According to the Open Data Barometer by the World Wide Web Foundation, countries in sub-Saharan Africa are ranked poorly with an average score of about 20 out of a maximum of 100 on open data initiatives based on readiness, implementation, and impact . To make the processing of creation, introduction, and passage of parliamentary bills a force for public accountability, the information needs to be easier to analyze and process by the average citizen.
This is not the case for most of the bills introduced and passed by parliaments in Sub-Saharan Africa. In this work, we present a method to overcome implementation barrier. For the Nigerian parliament, we used a pre-trained optical character recognition tool (OCR), natural language processing techniques and machine learning algorithms to categorize congress bills. We propose to improve the work on the Nigeria parliamentary bills by using text detection models to build a custom OCR tool. We also propose to extend our method to three other African countries: South Africa, Kenya, and Ghana.
Given the challenges and precariousness facing developing and underdeveloped countries, the quality of policymaking and legislation is of enormous importance. This legislation can be used to impact the success of some of the United Nations Sustainable Development Goals (SDGs) like poverty alleviation, good public health system, quality education, economic growth and, sustainability. Targets 16.6 and 16.7 from the UN SDGs is to “develop effective, accountable, and transparent institutions at all levels” and to “ensure responsive, inclusive, participatory and representative decision making at all levels” . For countries in Sub-Saharan Africa to meet this target, an open data revolution needs to happen at all levels of government and more importantly, at the parliamentary level.
Objectives and Expectations
To achieve the goal of meeting the UN SDG targets 16.6 & 16.7, making effective use of data is key. However, does such data currently exists? If so, how should it be organized in a framework that is amenable to decisionmaking process? Here, we propose expanding our work on categorizing parliamentary bills in Nigeria using Optical Character Recognition (OCR), document embedding and recurrent neural networks to three other countries in Africa: Kenya, Ghana, and South Africa.

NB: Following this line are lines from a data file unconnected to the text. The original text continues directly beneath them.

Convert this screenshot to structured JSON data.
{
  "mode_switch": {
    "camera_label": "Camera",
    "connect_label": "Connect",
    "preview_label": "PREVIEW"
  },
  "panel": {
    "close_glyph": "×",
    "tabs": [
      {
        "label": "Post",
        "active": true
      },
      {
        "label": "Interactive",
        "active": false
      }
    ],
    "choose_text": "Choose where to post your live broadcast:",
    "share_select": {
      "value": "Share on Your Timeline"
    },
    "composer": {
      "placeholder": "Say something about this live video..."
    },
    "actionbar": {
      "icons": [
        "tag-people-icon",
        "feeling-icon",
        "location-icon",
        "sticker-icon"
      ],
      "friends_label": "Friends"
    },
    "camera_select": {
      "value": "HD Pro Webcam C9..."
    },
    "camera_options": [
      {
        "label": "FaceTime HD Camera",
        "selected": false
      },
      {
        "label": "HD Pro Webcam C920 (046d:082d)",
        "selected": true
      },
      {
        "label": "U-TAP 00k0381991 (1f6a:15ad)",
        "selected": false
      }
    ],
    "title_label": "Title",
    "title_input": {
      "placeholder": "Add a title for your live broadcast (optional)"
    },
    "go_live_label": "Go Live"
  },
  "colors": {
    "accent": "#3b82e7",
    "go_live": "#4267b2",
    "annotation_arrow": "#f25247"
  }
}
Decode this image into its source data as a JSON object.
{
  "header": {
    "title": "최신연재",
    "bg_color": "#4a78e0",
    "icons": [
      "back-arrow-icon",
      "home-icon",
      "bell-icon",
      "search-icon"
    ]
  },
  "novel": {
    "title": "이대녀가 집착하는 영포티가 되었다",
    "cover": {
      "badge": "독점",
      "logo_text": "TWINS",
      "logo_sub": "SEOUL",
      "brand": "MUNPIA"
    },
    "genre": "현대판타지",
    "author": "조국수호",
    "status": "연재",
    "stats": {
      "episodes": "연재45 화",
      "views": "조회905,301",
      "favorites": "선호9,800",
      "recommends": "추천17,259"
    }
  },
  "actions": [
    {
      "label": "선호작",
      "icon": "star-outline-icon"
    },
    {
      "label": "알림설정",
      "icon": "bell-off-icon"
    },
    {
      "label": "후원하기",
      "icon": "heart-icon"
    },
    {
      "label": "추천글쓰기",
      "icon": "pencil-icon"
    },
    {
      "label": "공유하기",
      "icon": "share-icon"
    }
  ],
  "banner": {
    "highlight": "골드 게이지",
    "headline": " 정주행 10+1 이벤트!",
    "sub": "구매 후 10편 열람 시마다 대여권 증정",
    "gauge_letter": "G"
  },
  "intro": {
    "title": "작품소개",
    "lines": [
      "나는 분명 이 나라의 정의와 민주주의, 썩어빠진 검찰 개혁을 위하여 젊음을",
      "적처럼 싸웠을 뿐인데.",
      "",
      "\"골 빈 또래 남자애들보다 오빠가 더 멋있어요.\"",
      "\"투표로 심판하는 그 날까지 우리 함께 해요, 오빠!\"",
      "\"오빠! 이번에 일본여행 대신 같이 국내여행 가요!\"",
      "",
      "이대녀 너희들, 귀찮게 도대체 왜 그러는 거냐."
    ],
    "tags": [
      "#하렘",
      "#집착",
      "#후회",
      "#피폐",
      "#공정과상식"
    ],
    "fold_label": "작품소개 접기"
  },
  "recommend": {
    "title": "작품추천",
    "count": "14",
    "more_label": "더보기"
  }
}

We also plan to improve our text extraction process by training a custom OCR using AI. The objective of this project is to generate semantic and structured data from the bills and in turn, categorize them into socio-economic driven labels. We plan to recruit three interns to work on this project for five months: two machine learning and one software engineering interns.
Conclusion and Long Term Vision
Our initial experimental results show that our model is effective for categorizing the bills which will aid our large scale digitization efforts. However, we identified a key remaining challenge based on our results. The output from the pre-trained OCR tool is not generally a very accurate representation of the text in the bills, especially for the low-quality PDFs. A fascinating possibility is to solve this by training our custom OCR which we proposed. The intensive acceleration of text detection research with novel deep learning methods can help us in this area.
Methods such as region-based or single-shot based detectors can be employed. In addition to this, we plan to use image augmentation to alter the size, background noise or color of the bills. A large scale annotation effort of the texts can be as the labels for us to train our custom OCR for text identification and named entity recognition. We are also extending our methodology to other countries in Sub-Saharan Africa. Results that lead to accurate categorization of parliamentary bills are well-positioned to have a substantial impact on governmental policies and on the quest for governments in low resource countries to meet the open data charter principles and United Nation’s sustainability development goals on open government.
Also, it can empower policymakers, stakeholders and governmental institutions to identify and monitor bills introduced to the National Assembly for research purposes and facilitate the efficiency of bill creation and open data initiatives. We plan to design an intercontinental tool that combines information from all bills and categories and make them easily accessible to everyone. For our long term vision, we plan to analyze documents on parliamentary votes and proceedings to give us more insight into legislative debates and patterns.